A machine that is programmed to package 6.60 pounds of cereal is being tested for its accuracy. In a sample of 100 cereal boxes, the sample mean filling weight is calculated as 6.65 pounds. The population standard deviation is known to be 0.09 pound. [You may find it useful to reference the z table.]

 

a-1. Identify the relevant parameter of interest for these quantitative data.

 

multiple choice 1

• The parameter of interest is the average filling weight of all cereal packages.
• The parameter of interest is the proportion filling weight of all cereal packages.

 

 

a-2. Compute its point estimate as well as the margin of error with 95% confidence. (Round intermediate calculations to at least 4 decimal places. Round "z" value to 3 decimal places and final answers to 2 decimal places.)

 

 

 

 

 

b-1. Calculate the 95% confidence interval. (Use rounded margin of error.
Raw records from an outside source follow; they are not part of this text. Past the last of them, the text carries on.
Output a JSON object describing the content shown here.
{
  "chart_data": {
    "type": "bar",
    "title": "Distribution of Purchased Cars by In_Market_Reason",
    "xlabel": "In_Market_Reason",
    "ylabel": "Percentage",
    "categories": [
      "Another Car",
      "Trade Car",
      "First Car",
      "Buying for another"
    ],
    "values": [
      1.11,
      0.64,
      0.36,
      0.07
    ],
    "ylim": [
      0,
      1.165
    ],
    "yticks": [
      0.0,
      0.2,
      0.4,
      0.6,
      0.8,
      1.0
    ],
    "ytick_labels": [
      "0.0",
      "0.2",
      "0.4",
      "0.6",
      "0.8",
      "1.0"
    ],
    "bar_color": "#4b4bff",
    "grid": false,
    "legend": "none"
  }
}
Round your final answers to 2 decimal places.)

 

 

 

 

 

b-2. Can we conclude that the packaging machine is operating improperly?

 

multiple choice 2

• Yes, since the confidence interval does not contain the target filling weight of 6.60.
• No, since the confidence interval contains the target filling weight of 6.60.
• Yes, since the confidence interval contains the target filling weight of 6.60.
• No, since the confidence interval does not contain the target filling weight of 6.60.

 

 

c. How large a sample must we take if we want the margin of error to be at most 0.01 pound with 95% confidence? (Round intermediate calculations to at least 4 decimal places. Round "z" value to 3 decimal places and round up your final answer to the next whole number.)